Professionals talk Process

https://chrisjterrell.com/

Chris J Terrell
3 min readApr 18, 2022

This week, I ran across a World War II quote in a CNN article (“What images of Russian trucks say about its military’s struggles in Ukraine”) that got stuck in my brain.

“Amateurs talk strategy, Professionals talk logistics” General Omar Bradley

The article went on to say that “Russia has neglected its trucks largely because they are not glitzy enough for a military keen to show off its cutting edge weapons systems.” and “Often glamorous dictator militaries are good at the showy weapons, they buy the fancy aircraft and the fancy tanks, but they don’t actually buy the less glamorous stuff”

When retelling former glory, we often confuse excellent execution or great process with a great strategy. We praise Steve Job’s strategic vision for the iPhone but don’t realize that the iPhone started without him knowing, and he had to be convinced to change his mind because he and his executives thought cell phones “sucked.” So from the outset, it looks like a great strategy, but if you look under the hood, you see Jobs’ process fostering experimentation, pushback, and trust. Once Jobs was on board had to execute, they delivered the phones to millions and millions of people.

We do the same thing when viewing successful people. We take extreme outliers, give them a halo, and view their success as a single stroke of genius. Maybe this is the allure of Strategy. We can win the Strategic Lottery by making one Strategic decision, spending our early retirement at our beach home on an exclusive island, and sipping cocktails with one pinky up. I guess we are programmed to think this way.

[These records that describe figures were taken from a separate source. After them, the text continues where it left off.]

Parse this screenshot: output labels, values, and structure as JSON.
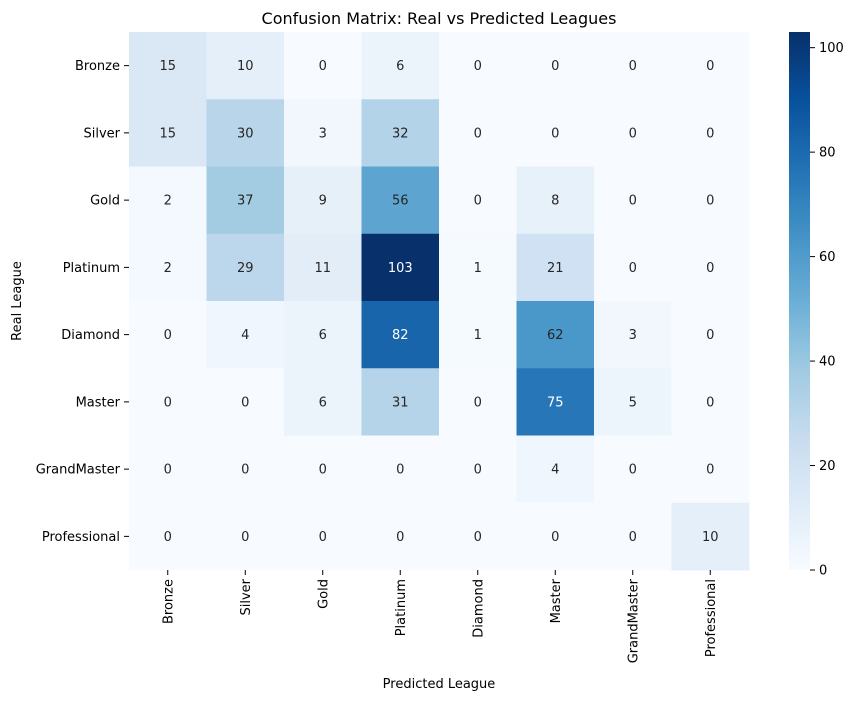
{
  "chart_data": {
    "type": "heatmap",
    "title": "Confusion Matrix: Real vs Predicted Leagues",
    "xlabel": "Predicted League",
    "ylabel": "Real League",
    "x_categories": [
      "Bronze",
      "Silver",
      "Gold",
      "Platinum",
      "Diamond",
      "Master",
      "GrandMaster",
      "Professional"
    ],
    "y_categories": [
      "Bronze",
      "Silver",
      "Gold",
      "Platinum",
      "Diamond",
      "Master",
      "GrandMaster",
      "Professional"
    ],
    "values": [
      [
        15,
        10,
        0,
        6,
        0,
        0,
        0,
        0
      ],
      [
        15,
        30,
        3,
        32,
        0,
        0,
        0,
        0
      ],
      [
        2,
        37,
        9,
        56,
        0,
        8,
        0,
        0
      ],
      [
        2,
        29,
        11,
        103,
        1,
        21,
        0,
        0
      ],
      [
        0,
        4,
        6,
        82,
        1,
        62,
        3,
        0
      ],
      [
        0,
        0,
        6,
        31,
        0,
        75,
        5,
        0
      ],
      [
        0,
        0,
        0,
        0,
        0,
        4,
        0,
        0
      ],
      [
        0,
        0,
        0,
        0,
        0,
        0,
        0,
        10
      ]
    ],
    "colorbar": {
      "min": 0,
      "max": 103,
      "ticks": [
        0,
        20,
        40,
        60,
        80,
        100
      ],
      "colormap": "Blues"
    },
    "annotations": true
  }
}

The desire for this simple success into many biases we humans are famous for (Availability heuristic, Confirmation bias, and Hindsight bias, to name a few.)

How Amateurs talk Strategy

  • Talking about the latest greatest without assigning next steps, accountability, or deadlines
  • Looking for home runs when the operation is dying by 1,000 cuts
  • Being reactive instead of proactive
  • Running the business by watching lagging indicators (like slipping deadlines)
  • Celebrate big wins in their department and don’t consider downstream or upstream bottlenecks. So the system is no better than it was before.
  • It is going all-in on the next big trend because it is cool. Getting into Machine Learning without understanding the questions you are trying to answer. Funding Data Science by addressing the organizational data gaps.

How Professionals talk Process

  • When it hits the fan, and the dust has settled, professionals look for process breakdowns. Where was the documentation, and how was the training? Be curious.
  • They talk about bottlenecks and where the system as a whole is weak.
  • They look for leading indicators of problems. Often they put the fires out before they even smoke
  • They find and improve many little things that eventually add to greater efficiency.
  • They dig until they find the real problem.
  • They take responsibility for failing and build safety in their organization.

As Phil Knight once said, “Business is like war without bullets,” If it is, make sure you are a professional and discuss the business equivalent of logistics. Make sure your information supply lines flow freely throughout the organization. Commit to funding the non-glitzy departments, listening to the front-line operations employees keeping the lights on. In the end, talking Strategy is easy because it changes often and lacks accountability. Whereas talking about process leads to insights about the system, it leads to questions that need to be answered. It leads to progress.